At the centre of the village, the meeting place for the area's estimated 500 residents, are two enormous banyan trees where locals gather in the evening to drink the numbing and intoxicating local brew, kava, made from pepper tree roots.
Sydney-based anthropologist Kirk Huffman, who has lived in and studied Vanuatu for almost two decades and investigated the Prince Philip movement for the British government, told AFP the belief stems for an ancient tradition of truth-seeking.
"It's got to be seen in a historical context, it's got to be taken seriously," Huffman told AFP. "What they are looking for is a lost spiritual connection" with the outside world, he said.
In other villages on Tanna island, locals are part of the so-called John Frum Movement, a similar cult which stems from the appearance of a pale-skinned stranger in the 1930s.

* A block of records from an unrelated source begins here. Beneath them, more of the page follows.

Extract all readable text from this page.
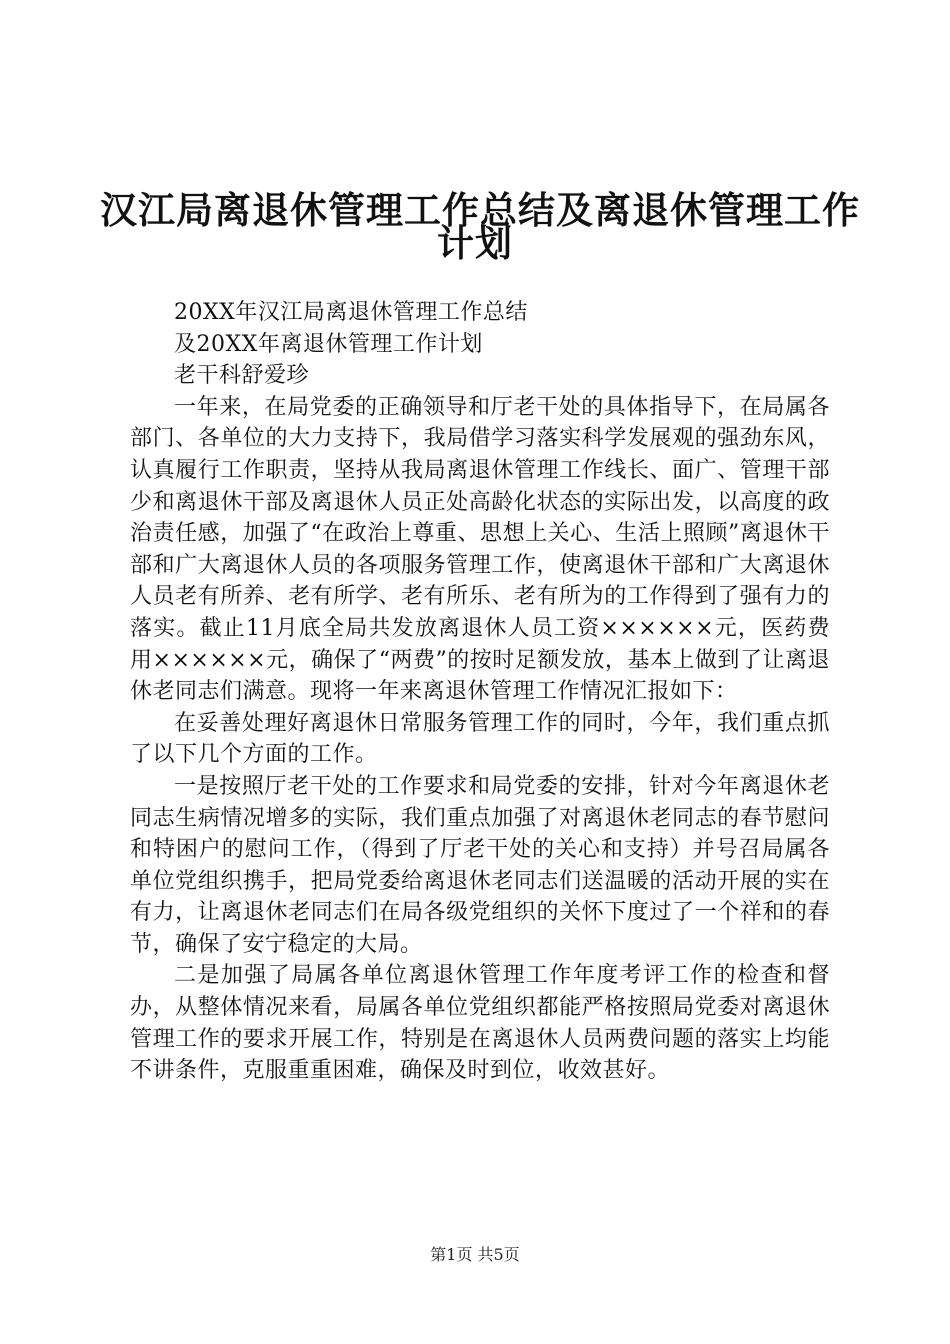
汉江局离退休管理工作总结及离退休管理工作
计划

20XX年汉江局离退休管理工作总结

及20XX年离退休管理工作计划

老干科舒爱珍

一年来，在局党委的正确领导和厅老干处的具体指导下，在局属各部门、各单位的大力支持下，我局借学习落实科学发展观的强劲东风，认真履行工作职责，坚持从我局离退休管理工作线长、面广、管理干部少和离退休干部及离退休人员正处高龄化状态的实际出发，以高度的政治责任感，加强了“在政治上尊重、思想上关心、生活上照顾”离退休干部和广大离退休人员的各项服务管理工作，使离退休干部和广大离退休人员老有所养、老有所学、老有所乐、老有所为的工作得到了强有力的落实。截止11月底全局共发放离退休人员工资××××××元，医药费用××××××元，确保了“两费”的按时足额发放，基本上做到了让离退休老同志们满意。现将一年来离退休管理工作情况汇报如下：

在妥善处理好离退休日常服务管理工作的同时，今年，我们重点抓了以下几个方面的工作。

一是按照厅老干处的工作要求和局党委的安排，针对今年离退休老同志生病情况增多的实际，我们重点加强了对离退休老同志的春节慰问和特困户的慰问工作，（得到了厅老干处的关心和支持）并号召局属各单位党组织携手，把局党委给离退休老同志们送温暖的活动开展的实在有力，让离退休老同志们在局各级党组织的关怀下度过了一个祥和的春节，确保了安宁稳定的大局。

二是加强了局属各单位离退休管理工作年度考评工作的检查和督办，从整体情况来看，局属各单位党组织都能严格按照局党委对离退休管理工作的要求开展工作，特别是在离退休人员两费问题的落实上均能不讲条件，克服重重困难，确保及时到位，收效甚好。

第1页 共5页
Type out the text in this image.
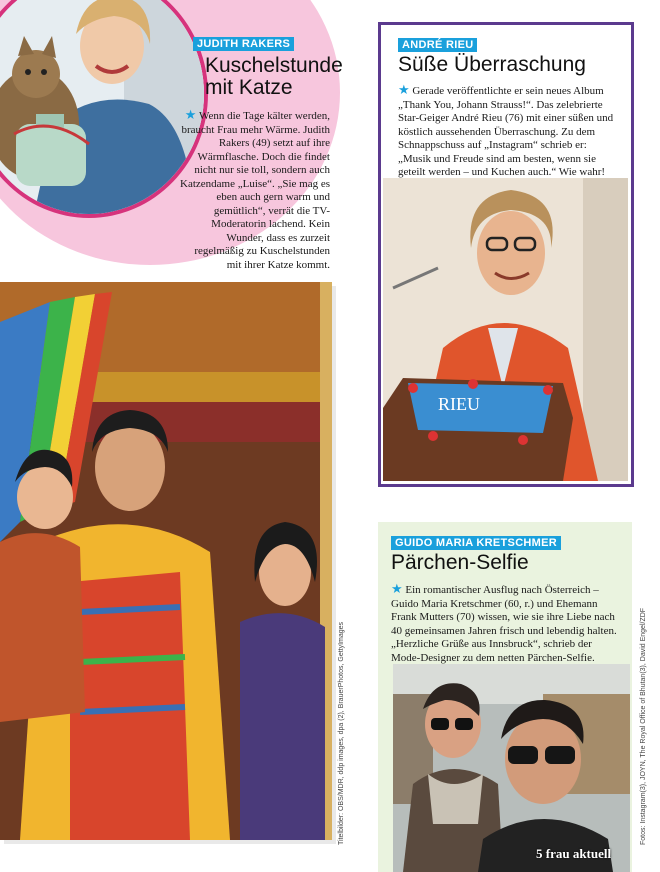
JUDITH RAKERS
Kuschelstunde mit Katze
★ Wenn die Tage kälter werden, braucht Frau mehr Wärme. Judith Rakers (49) setzt auf ihre Wärmflasche. Doch die findet nicht nur sie toll, sondern auch Katzendame „Luise“. „Sie mag es eben auch gern warm und gemütlich“, verrät die TV-Moderatorin lachend. Kein Wunder, dass es zurzeit regelmäßig zu Kuschelstunden mit ihrer Katze kommt.
ANDRÉ RIEU
Süße Überraschung
★ Gerade veröffentlichte er sein neues Album „Thank You, Johann Strauss!“. Das zelebrierte Star-Geiger André Rieu (76) mit einer süßen und köstlich aussehenden Überraschung. Zu dem Schnappschuss auf „Instagram“ schrieb er: „Musik und Freude sind am besten, wenn sie geteilt werden – und Kuchen auch.“ Wie wahr!
RIEU
Titelbilder: OBS/MDR, ddp images, dpa (2), BrauerPhotos, GettyImages
GUIDO MARIA KRETSCHMER
Pärchen-Selfie
★ Ein romantischer Ausflug nach Österreich – Guido Maria Kretschmer (60, r.) und Ehemann Frank Mutters (70) wissen, wie sie ihre Liebe nach 40 gemeinsamen Jahren frisch und lebendig halten. „Herzliche Grüße aus Innsbruck“, schrieb der Mode-Designer zu dem netten Pärchen-Selfie.	Fotos: Instagram(3), JOYN, The Royal Office of Bhutan(3), David Engel/ZDF
5 frau aktuell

Adherents to the movement, which encourages the return to traditional customs of dancing and kava-drinking, also believe that a hero, "John Frum" will one day return, bringing with him the riches seen in the hands of American GIs during World War II -- including radios and cars.
Amid the palms, frangipani and butterflies of Yaohnanen, Natuan is hoping to erect a monument to Philip -- one which showcases the now water-damaged and faded portraits of the prince which were sent from England.
For Buckingham Palace is aware of the movement and has obliged with portraits and the acceptance of gifts over the years, though no visit.
But more importantly, Natuan wants to see the prince, who is known in the West less as a deity and more for his off-colour remarks, including asking an Australian Aborigine if his people were "still throwing spears" in 2002.
"You managed not to get eaten, then?" he once inquired of a student who had trekked in Papua New Guinea.
None of this matters to Sikor Natuan.
"I really want to see Philip, that's the main dream," Natuan tells AFP.
"My grandfathers wanted to see his face but they didn't make it, or they died," he explains. "I really need to see him. I don't want to see him, I need to see him."